Clinical Implications and Recommendations
Given the strong link between tobacco and worsened PTA outcomes, cessation counseling should be integral to management. Healthcare providers must assess tobacco use in all PTA patients and offer evidence-based cessation support, including nicotine replacement therapy, behavioral counseling, and pharmacotherapy. Studies show that cessation even during acute infection can improve healing and reduce recurrence.
For persistent or recurrent PTAs in tobacco users, more aggressive treatment may be necessary. This includes considering earlier tonsillectomy (quinsy tonsillectomy) rather than repeated drainage. The American Academy of Otolaryngology guidelines suggest that tobacco use be considered a factor in deciding between interval tonsillectomy versus watchful waiting after initial PTA treatment.
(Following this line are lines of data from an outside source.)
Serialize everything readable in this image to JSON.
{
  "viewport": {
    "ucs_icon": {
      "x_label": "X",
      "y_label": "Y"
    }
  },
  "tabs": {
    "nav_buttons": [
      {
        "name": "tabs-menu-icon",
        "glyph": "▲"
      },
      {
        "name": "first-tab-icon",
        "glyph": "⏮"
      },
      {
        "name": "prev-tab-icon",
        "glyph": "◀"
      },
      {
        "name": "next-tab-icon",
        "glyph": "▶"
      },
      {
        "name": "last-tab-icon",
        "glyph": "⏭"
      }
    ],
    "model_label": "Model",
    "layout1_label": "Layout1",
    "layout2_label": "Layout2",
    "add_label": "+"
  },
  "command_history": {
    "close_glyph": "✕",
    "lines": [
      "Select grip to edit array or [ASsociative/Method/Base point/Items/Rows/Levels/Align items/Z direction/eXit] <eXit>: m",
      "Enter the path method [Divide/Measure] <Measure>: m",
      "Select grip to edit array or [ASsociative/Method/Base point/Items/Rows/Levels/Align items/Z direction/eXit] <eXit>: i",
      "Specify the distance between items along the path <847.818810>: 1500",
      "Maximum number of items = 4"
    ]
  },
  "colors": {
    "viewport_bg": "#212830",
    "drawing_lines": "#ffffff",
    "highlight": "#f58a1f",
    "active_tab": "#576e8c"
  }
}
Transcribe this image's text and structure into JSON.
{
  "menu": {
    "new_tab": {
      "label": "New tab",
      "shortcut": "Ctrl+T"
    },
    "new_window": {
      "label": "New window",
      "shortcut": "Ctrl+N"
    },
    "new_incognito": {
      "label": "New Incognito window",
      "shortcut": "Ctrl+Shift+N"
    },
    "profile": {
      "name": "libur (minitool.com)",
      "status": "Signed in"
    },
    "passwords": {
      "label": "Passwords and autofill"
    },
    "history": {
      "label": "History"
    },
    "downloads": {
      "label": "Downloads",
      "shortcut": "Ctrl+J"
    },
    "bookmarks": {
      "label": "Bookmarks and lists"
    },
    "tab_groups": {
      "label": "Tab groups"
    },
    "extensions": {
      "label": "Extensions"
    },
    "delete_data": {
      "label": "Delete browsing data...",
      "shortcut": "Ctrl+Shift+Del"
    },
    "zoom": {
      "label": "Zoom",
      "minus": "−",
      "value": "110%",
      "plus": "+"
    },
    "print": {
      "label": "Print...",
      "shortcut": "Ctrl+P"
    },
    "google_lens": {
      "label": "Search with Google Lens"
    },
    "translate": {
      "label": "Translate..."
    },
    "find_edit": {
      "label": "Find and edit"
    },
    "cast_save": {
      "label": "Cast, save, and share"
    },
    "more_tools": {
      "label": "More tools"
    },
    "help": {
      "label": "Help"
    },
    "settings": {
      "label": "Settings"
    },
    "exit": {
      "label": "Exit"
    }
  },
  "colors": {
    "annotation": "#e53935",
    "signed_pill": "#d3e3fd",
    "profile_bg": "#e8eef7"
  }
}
Public Health Perspectives

Public health initiatives should highlight the lesser-known risks of tobacco, including its role in severe and recurrent respiratory infections. Anti-tobacco campaigns could leverage this information to encourage cessation, particularly among young adults who are at higher risk for PTAs. Additionally, dental and primary care providers should educate patients on the links between tobacco, oral health, and infections like PTA.
Conclusion
Tobacco use significantly worsens the course of peritonsillar abscesses by promoting severity, complications, and recurrence. Through local tissue damage, immune suppression, and impaired healing, tobacco creates a vicious cycle of infection and reinfection. Clinicians must address tobacco use as part of a comprehensive treatment strategy for PTA, emphasizing cessation to improve outcomes. Future research should explore targeted therapies for tobacco-using patients and further elucidate the molecular pathways involved in tobacco-related infection severity.